Open view showing the volume “Alpha” (the first page is turned with all of the A/a letters) and the volume “Beta” (because of the transparency of the 40 g/qm cellophane pages, the entire text can only be read on the first page). If both volumes are paged through at the same time, the reader can compare how frequently various letters appear in the respective languages (French / German).

Open view showing the volume “Beta”. As the pages are turned, the letters on the right side of the double spread gradually disappear, until finally, only the punctuation remains, and the full text can once again be found as a mirror image on the left side of the double spread.

The two volumes “Alpha” and “Beta” with a printed jacket in a plexiglass slipcase.


Detail of the two volumes “Alpha” and “Beta” in a plexiglass slipcase.

Ines von Ketelhodt
Flörsheim, Germany
Alpha Beta
2017
Letterpress printed from polymer plates and cellophane paper (40 g/qm)
35 copies
Two volumes, each with 48 pages
10.94 x 15.55 x 0.12 in
(Slipcase) 11.26 x 7.99 x 0.55 in

Artist Statement

The two volumes contain a text passage by Michel Butor that describes a portrait of a universal library. The “Alpha” volume contains the original French text, “Itinéraire – Les Bibliothèques,” and the “Beta” volume features a German translation, “Reiserouten – Die Bibliotheken”
(Itineraries – The Libraries).

“Arranged like bottles on their shelves, the volumes age in the large cellar, soft lamps hovering over creased or ringleted foreheads lowered in their attempts to decipher the comments. Here are the dictionaries, the espaliers of languages; in that aisle over there, the crystalline sonnets and haikus, the gemlike ballads. Opening a grating, you find yourself in a lofty reading room with a glass ceiling that reflects back the drowsiness, the leafing, the ecstasies. Like a climbing plant, the long sentence twines around the railing that runs along the galleries of the Romans-fleuves with their barges full of families, inheritances, conflicts, collapses, wearinesses and kisses. A bit farther on: the natural history shelves with their plant posters and flora;the birds that fly upward when you turn the pages and circle around the iron columns, touch their skulls and then return to their leather and linen aviaries to sleep; the beasts of prey roaring and the fish gliding by the aquarium windows.”

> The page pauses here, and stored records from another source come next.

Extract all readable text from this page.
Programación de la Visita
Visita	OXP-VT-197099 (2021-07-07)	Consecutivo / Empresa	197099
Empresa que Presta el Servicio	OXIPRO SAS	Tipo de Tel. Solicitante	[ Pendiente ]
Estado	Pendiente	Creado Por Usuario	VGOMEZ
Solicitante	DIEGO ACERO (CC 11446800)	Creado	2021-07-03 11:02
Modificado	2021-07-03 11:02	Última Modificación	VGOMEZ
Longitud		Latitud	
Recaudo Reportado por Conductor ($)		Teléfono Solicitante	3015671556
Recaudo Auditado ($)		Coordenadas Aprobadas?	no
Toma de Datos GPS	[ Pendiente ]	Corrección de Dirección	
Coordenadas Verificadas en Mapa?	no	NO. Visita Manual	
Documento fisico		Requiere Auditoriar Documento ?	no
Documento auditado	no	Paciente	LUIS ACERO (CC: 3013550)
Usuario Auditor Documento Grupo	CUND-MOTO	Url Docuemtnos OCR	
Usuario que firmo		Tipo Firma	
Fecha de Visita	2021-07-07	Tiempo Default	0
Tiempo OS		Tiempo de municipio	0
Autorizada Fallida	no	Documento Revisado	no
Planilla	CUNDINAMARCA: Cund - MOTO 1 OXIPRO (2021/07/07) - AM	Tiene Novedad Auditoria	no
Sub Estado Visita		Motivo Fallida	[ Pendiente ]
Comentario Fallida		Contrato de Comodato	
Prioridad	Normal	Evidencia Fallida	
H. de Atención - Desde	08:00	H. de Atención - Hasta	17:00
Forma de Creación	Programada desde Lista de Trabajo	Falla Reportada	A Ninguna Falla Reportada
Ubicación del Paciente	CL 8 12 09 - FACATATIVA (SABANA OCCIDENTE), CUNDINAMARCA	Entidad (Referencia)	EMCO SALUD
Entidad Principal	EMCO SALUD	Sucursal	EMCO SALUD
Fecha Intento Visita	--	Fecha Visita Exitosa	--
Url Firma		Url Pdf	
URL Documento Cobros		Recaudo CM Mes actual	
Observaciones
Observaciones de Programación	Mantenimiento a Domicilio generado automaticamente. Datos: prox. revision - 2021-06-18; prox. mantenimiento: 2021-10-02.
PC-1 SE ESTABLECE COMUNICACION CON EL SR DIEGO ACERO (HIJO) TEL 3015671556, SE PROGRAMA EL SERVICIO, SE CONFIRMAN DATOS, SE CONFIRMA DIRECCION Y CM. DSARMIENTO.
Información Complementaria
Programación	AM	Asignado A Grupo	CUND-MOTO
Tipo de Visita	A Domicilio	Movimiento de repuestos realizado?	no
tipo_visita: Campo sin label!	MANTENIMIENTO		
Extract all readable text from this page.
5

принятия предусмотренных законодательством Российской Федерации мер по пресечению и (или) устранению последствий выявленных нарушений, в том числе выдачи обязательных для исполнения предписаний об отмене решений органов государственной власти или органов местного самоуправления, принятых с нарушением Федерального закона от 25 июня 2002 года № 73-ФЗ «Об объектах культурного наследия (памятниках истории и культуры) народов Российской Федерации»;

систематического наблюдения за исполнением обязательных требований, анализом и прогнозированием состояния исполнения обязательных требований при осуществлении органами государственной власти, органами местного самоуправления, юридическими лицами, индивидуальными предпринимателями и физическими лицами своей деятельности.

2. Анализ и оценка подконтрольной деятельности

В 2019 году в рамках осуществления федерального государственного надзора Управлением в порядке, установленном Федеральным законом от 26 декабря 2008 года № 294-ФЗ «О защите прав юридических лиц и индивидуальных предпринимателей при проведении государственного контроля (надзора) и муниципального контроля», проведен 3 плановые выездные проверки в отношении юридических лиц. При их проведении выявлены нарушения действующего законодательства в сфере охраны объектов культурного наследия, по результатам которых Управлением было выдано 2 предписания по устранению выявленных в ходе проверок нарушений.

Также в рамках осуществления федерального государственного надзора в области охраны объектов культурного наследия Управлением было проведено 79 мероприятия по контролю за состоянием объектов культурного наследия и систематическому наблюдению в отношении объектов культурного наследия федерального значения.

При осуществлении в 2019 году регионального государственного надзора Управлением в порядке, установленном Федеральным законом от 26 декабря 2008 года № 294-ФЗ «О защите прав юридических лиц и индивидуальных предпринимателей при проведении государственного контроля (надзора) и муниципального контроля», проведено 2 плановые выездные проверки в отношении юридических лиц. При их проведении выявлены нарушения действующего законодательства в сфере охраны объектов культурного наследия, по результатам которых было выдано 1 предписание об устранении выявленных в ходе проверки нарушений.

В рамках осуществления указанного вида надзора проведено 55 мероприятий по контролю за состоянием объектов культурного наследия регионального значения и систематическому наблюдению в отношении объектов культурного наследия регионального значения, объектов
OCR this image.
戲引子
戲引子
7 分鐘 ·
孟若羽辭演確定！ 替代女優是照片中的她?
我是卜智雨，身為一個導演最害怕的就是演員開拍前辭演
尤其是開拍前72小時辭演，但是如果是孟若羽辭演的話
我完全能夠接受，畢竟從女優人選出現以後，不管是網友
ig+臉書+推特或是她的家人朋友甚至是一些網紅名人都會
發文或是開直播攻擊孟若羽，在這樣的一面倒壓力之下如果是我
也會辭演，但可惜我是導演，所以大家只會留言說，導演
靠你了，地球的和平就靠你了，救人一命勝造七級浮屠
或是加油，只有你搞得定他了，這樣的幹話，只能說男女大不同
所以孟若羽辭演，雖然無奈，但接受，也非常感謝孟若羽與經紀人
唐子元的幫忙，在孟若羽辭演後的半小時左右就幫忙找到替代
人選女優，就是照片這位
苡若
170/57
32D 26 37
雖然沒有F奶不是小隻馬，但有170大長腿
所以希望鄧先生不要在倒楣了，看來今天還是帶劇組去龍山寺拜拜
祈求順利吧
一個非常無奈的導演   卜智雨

The text could fit onto a single page of each volume, but instead, it is broken down into its letter components. In the spirit of Jorge Luis Borges’ “Library of Babel,” which he describes as a universal library containing every imaginable book, each of the 26 letters that make up the text is printed separately on its own page in each volume. All of the A/a letters are printed on the first page, all of the B/b letters on the second, etc., with each letter in the same position it would have on a complete printed page. Because of the transparency of the cellophane pages, the entire text can only be read on the first page. On the other hand, the raw material of the separated 26 letters could theoretically be used to create every other possible text.

Another aspect of this book project is the possibility of comparing two languages to one another. If both volumes are paged through at the same time, the reader can compare how frequently various letters appear in the respective languages.